Kitap Fyodor Dostoyevski'nin "Beyaz geceler" kitabıydı. İlk defa onun "Suç ve Ceza" kitabını esirken okumuştum. Ve keşke bende Raskolnikov gibi olsaydım, demiştim. O gün karar vermiştim, iyi insanlara zarar veren herkese zarar verecektim. Beni esir eden insanlardan, bana ilaçlar vererek delirten doktorlardan ve yemek veriyorum adıyla beni yavaş yavaş zehirleyen insanlardan bir bir intikam alacaktım. Onları cehenneme gönderecektim. Yapmıştım da, hepsini olmasa da bir kısmını bu dünyadan silmiştim.

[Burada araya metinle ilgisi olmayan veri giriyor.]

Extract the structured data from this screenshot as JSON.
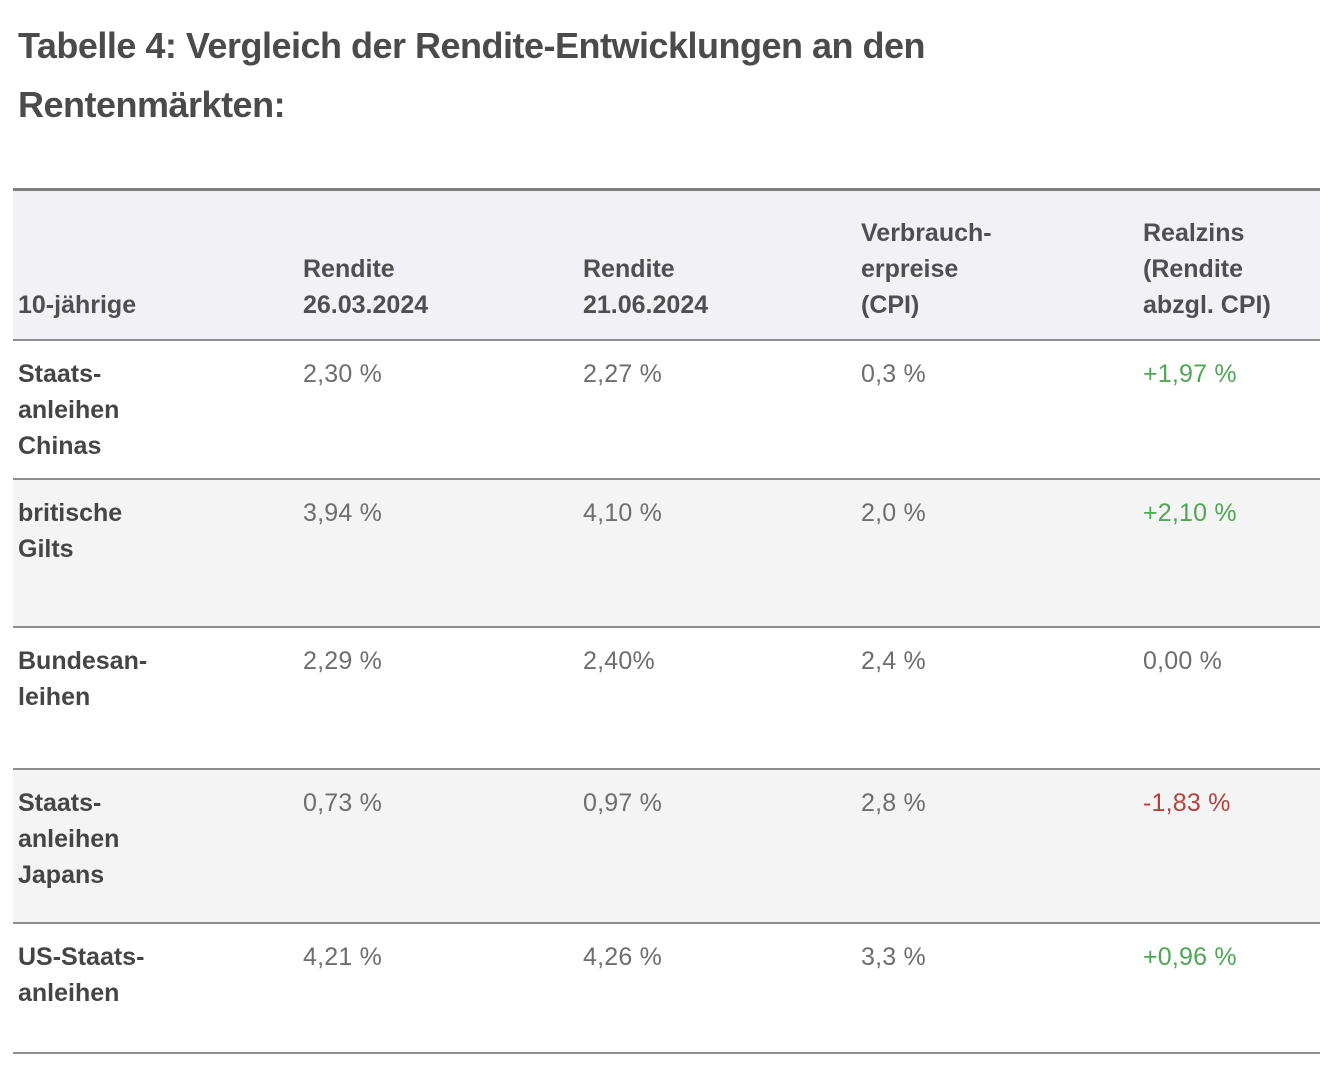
{
  "page": {
    "title": "Tabelle 4: Vergleich der Rendite-Entwicklungen an den\nRentenmärkten:"
  },
  "colors": {
    "positive": "#4FA654",
    "negative": "#B5413D",
    "neutral-value": "#6E6E6E"
  },
  "chart_data": {
    "type": "table",
    "title": "Tabelle 4: Vergleich der Rendite-Entwicklungen an den Rentenmärkten:",
    "headers": [
      "10-jährige",
      "Rendite\n26.03.2024",
      "Rendite\n21.06.2024",
      "Verbrauch-\nerpreise\n(CPI)",
      "Realzins\n(Rendite\nabzgl. CPI)"
    ],
    "rows": [
      {
        "label": "Staats-\nanleihen\nChinas",
        "rendite_26_03_2024": "2,30 %",
        "rendite_21_06_2024": "2,27 %",
        "cpi": "0,3 %",
        "realzins": "+1,97 %",
        "realzins_trend": "positive",
        "shaded": false
      },
      {
        "label": "britische\nGilts",
        "rendite_26_03_2024": "3,94 %",
        "rendite_21_06_2024": "4,10 %",
        "cpi": "2,0 %",
        "realzins": "+2,10 %",
        "realzins_trend": "positive",
        "shaded": true
      },
      {
        "label": "Bundesan-\nleihen",
        "rendite_26_03_2024": "2,29 %",
        "rendite_21_06_2024": "2,40%",
        "cpi": "2,4 %",
        "realzins": "0,00 %",
        "realzins_trend": "neutral",
        "shaded": false
      },
      {
        "label": "Staats-\nanleihen\nJapans",
        "rendite_26_03_2024": "0,73 %",
        "rendite_21_06_2024": "0,97 %",
        "cpi": "2,8 %",
        "realzins": "-1,83 %",
        "realzins_trend": "negative",
        "shaded": true
      },
      {
        "label": "US-Staats-\nanleihen",
        "rendite_26_03_2024": "4,21 %",
        "rendite_21_06_2024": "4,26 %",
        "cpi": "3,3 %",
        "realzins": "+0,96 %",
        "realzins_trend": "positive",
        "shaded": false
      }
    ]
  }
}
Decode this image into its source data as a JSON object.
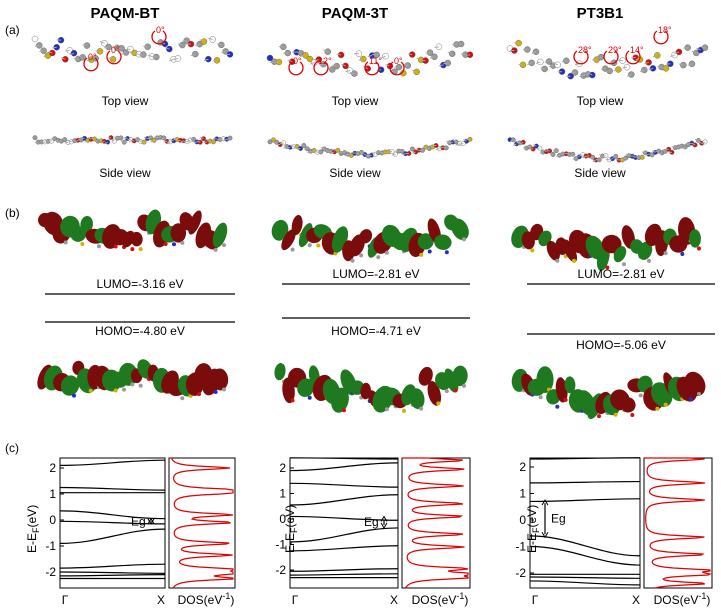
{
  "panel_labels": [
    "(a)",
    "(b)",
    "(c)"
  ],
  "columns": [
    {
      "title": "PAQM-BT",
      "angles": [
        "0°",
        "0°",
        "0°"
      ],
      "top_view": "Top view",
      "side_view": "Side view",
      "lumo": "LUMO=-3.16 eV",
      "homo": "HOMO=-4.80 eV",
      "bands": {
        "yticks": [
          "2",
          "1",
          "0",
          "-1",
          "-2"
        ],
        "ylabel": "E-E",
        "ylabel_sub": "F",
        "ylabel_unit": "(eV)",
        "x_start": "Γ",
        "x_end": "X",
        "dos": "DOS(eV",
        "dos_sup": "-1",
        "dos_end": ")",
        "eg": "Eg"
      }
    },
    {
      "title": "PAQM-3T",
      "angles": [
        "0°",
        "12°",
        "11°",
        "0°"
      ],
      "top_view": "Top view",
      "side_view": "Side view",
      "lumo": "LUMO=-2.81 eV",
      "homo": "HOMO=-4.71 eV",
      "bands": {
        "yticks": [
          "2",
          "1",
          "0",
          "-1",
          "-2"
        ],
        "ylabel": "E-E",
        "ylabel_sub": "F",
        "ylabel_unit": "(eV)",
        "x_start": "Γ",
        "x_end": "X",
        "dos": "DOS(eV",
        "dos_sup": "-1",
        "dos_end": ")",
        "eg": "Eg"
      }
    },
    {
      "title": "PT3B1",
      "angles": [
        "28°",
        "29°",
        "14°",
        "18°"
      ],
      "top_view": "Top view",
      "side_view": "Side view",
      "lumo": "LUMO=-2.81 eV",
      "homo": "HOMO=-5.06 eV",
      "bands": {
        "yticks": [
          "2",
          "1",
          "0",
          "-1",
          "-2"
        ],
        "ylabel": "E-E",
        "ylabel_sub": "F",
        "ylabel_unit": "(eV)",
        "x_start": "Γ",
        "x_end": "X",
        "dos": "DOS(eV",
        "dos_sup": "-1",
        "dos_end": ")",
        "eg": "Eg"
      }
    }
  ]
}
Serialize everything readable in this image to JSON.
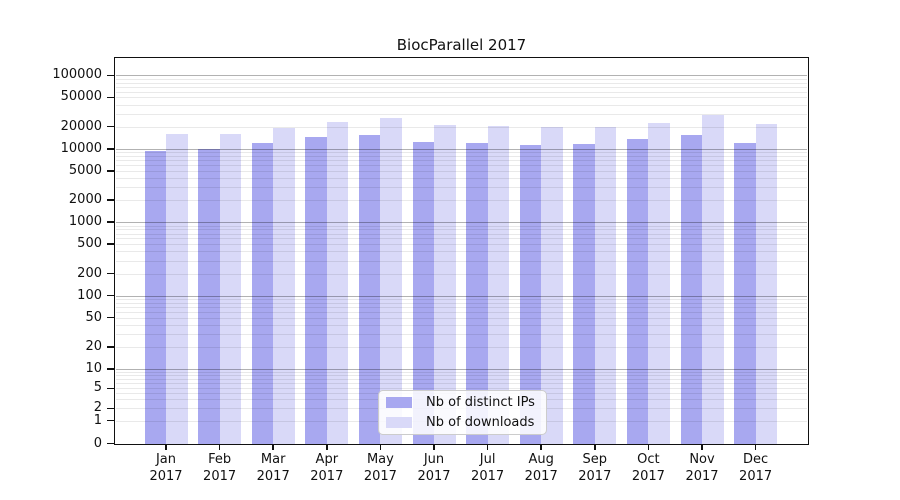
{
  "title": "BiocParallel 2017",
  "legend": {
    "entries": [
      {
        "label": "Nb of distinct IPs",
        "color": "#a8a8f0"
      },
      {
        "label": "Nb of downloads",
        "color": "#d9d9f8"
      }
    ]
  },
  "axes": {
    "y_tick_labels": [
      "0",
      "1",
      "2",
      "5",
      "10",
      "20",
      "50",
      "100",
      "200",
      "500",
      "1000",
      "2000",
      "5000",
      "10000",
      "20000",
      "50000",
      "100000"
    ],
    "xlabel": "",
    "ylabel": ""
  },
  "chart_data": {
    "type": "bar",
    "title": "BiocParallel 2017",
    "categories": [
      "Jan 2017",
      "Feb 2017",
      "Mar 2017",
      "Apr 2017",
      "May 2017",
      "Jun 2017",
      "Jul 2017",
      "Aug 2017",
      "Sep 2017",
      "Oct 2017",
      "Nov 2017",
      "Dec 2017"
    ],
    "series": [
      {
        "name": "Nb of distinct IPs",
        "color": "#a8a8f0",
        "values": [
          9400,
          9900,
          12000,
          14300,
          15400,
          12500,
          12100,
          11300,
          11600,
          13500,
          15400,
          12100
        ]
      },
      {
        "name": "Nb of downloads",
        "color": "#d9d9f8",
        "values": [
          15800,
          15900,
          19200,
          23400,
          26000,
          21000,
          20400,
          19600,
          19800,
          22600,
          28900,
          21500
        ]
      }
    ],
    "yscale": "symlog",
    "y_ticks": [
      0,
      1,
      2,
      5,
      10,
      20,
      50,
      100,
      200,
      500,
      1000,
      2000,
      5000,
      10000,
      20000,
      50000,
      100000
    ],
    "ylim": [
      0,
      172000
    ],
    "grid": "horizontal, log minor + major decade lines",
    "legend_position": "lower center inside plot",
    "xlabel": "",
    "ylabel": ""
  }
}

Kitapta şöyle bir cümle okuduğum da duraksadım:
"Sevmek, güzel birine aşık olmak değil, o kişide bilmediğin bir zamanın, beklenmedik bir anında kendini bulmaktır."
Bu cümle bana kendimi hatırlatmıştı. Ben kendimi Cevat'ta bulmuştum. Hiçbir şey hatırlamasam da, artık yaşlansam da, kalbim hâlâ onu hatırlıyordu ve gözlerim yaşlanmış yüzünü genç bir prens olarak görüyordu. Ben bu zamana yabancıydım, yıllardır küçük bir evde yaşamış dışarıyı hiç görmemiştim. Bilmediğim bir zamanın beklenmedik bir anında rastladım ona. Kendimi bile doğru dürüst tanımazken sevdim onu. Kalbim hastaydı, o kalbimi iyileştirdi. Beni hiç olmadığım kadar mutlu etti. Hastalıklı fikirlerimi çürüttü, kalbimdeki kini un ufak etti. O benim insanlara olan nefretimi silip attı. Ben ona kendimi borçluydum, çünkü o beni kendi benliğime kavuşturmuştu.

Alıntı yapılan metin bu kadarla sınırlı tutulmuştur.